NAMED CONTEMPORARY VENETIAN BINDING OF A DOCTOR-POET

GALEN. Terrapeutica. Methodus medendi, vel de morbis cura[n]dis.

Venice, in aedibus Hieronymi Pentii, 1530

£9,500.00

16mo. ff. (xlvii [index]) 504 (i). Roman letter. T-p in red and black, woodcut of rose in red. Woodcut initials. Contemporary Venetian panelled morocco, inner panel with arabesque tools to corners in blind, upper cover with title lettered gilt, lower with owner’s name and fleuron, gilt (one letter in blind in error), ‘H. Amalthei,’ outer panel roll tool with triple fillets, leaves and tendrils blind, spine in panels of diamond cross-hatching with triple fillets, raised bands, spine and joints discreetly repaired, minor loss from surface of lower cover, slightly affecting lettering and roll border, worming to pastedowns and rear endpaper, front endpaper missing. Occasional contemporary ms. annotations in ink. Tiny marginal wormhole to final few ll., light splashes to a few edges not affecting text, couple of ll. and pp. with paper flaws at edges, a very good copy.

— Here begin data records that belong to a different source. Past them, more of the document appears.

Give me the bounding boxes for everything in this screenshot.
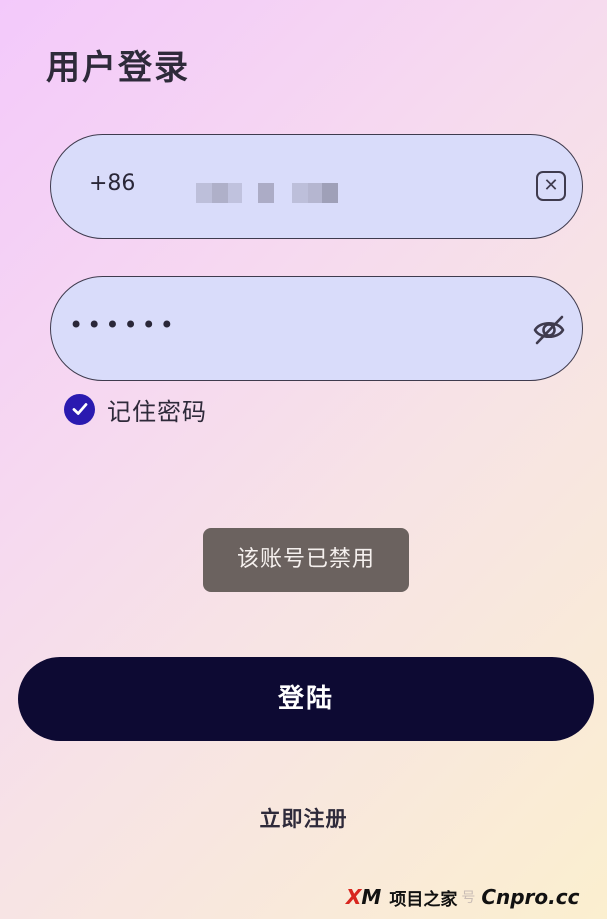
watermark: XM 项目之家 号 Cnpro.cc: [346, 882, 579, 912]
toast-message: 该账号已禁用: [203, 528, 409, 592]
remember-password-label: 记住密码: [107, 397, 207, 426]
country-code[interactable]: +86: [89, 171, 135, 196]
password-value: ••••••: [69, 311, 178, 339]
watermark-logo: XM: [346, 885, 382, 909]
watermark-faint-text: 号: [461, 890, 476, 906]
remember-password-checkbox[interactable]: 记住密码: [64, 392, 207, 426]
watermark-name: 项目之家: [389, 889, 458, 910]
password-input[interactable]: ••••••: [50, 276, 583, 381]
close-icon[interactable]: ✕: [536, 171, 566, 201]
eye-off-icon[interactable]: [532, 313, 566, 347]
phone-input[interactable]: +86 ✕: [50, 134, 583, 239]
register-link[interactable]: 立即注册: [0, 803, 607, 833]
watermark-site: Cnpro.cc: [481, 885, 580, 909]
login-button[interactable]: 登陆: [18, 657, 594, 741]
check-icon[interactable]: [64, 393, 95, 425]
page-title: 用户登录: [46, 48, 190, 88]
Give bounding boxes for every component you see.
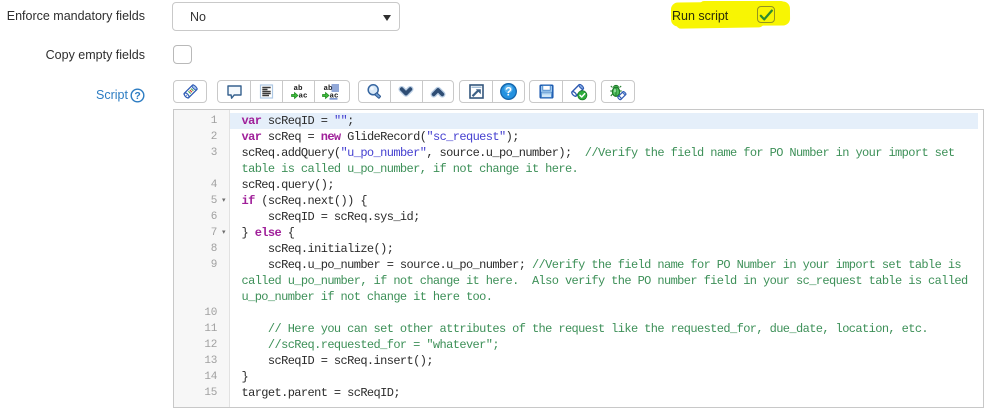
svg-text:?: ?	[505, 87, 512, 99]
svg-text:?: ?	[134, 90, 140, 102]
svg-text:ac: ac	[299, 93, 308, 101]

Rare fourth edition of Thomas Linacre’s Latin translation of Galen’s Methodus Medendi or art of method of how to cure diseases, first published 1519. There is a dedicatory poem by the Polish humanist Jan Laski, a dedicatory letter from Guillaume Budé to Linacre’s fellow English humanist Thomas Lupset (misspelled ‘Luspet’), and Linacre’s dedication of the truly copious index (which ends with a ‘Laus Deo’) to Henry VIII.

Hieronymus Amaltheus (1507-1574), or Jerome Amalthei, was an Italian poet and Latin stylist, described by his contemporary Marc Antoine Muret as ‘the greatest living Italian poet’ (Gentleman’s Magazine, vol. XXX, Nov. 1848, p. 496). William Parr Greswell noted that he ‘united in his own person the characters of a skilful physician, and a pleasing poet. His Latin poems are in general written in a style of singular elegance and purity’ (Memoirs of Angelus Politianus, etc. (1801), p. 203). Amalthei was one of three literary brothers born in Oderzo, in the Veneto. Alexander Pope was an admirer and even expressed a preference for Jerome out of the three.

 The Chiesa-De Marinis copy, III 3116.

Not in NLM, Osler, Wellcome or Heirs of Hippocrates. Not in Adams, Graesse or Brunet.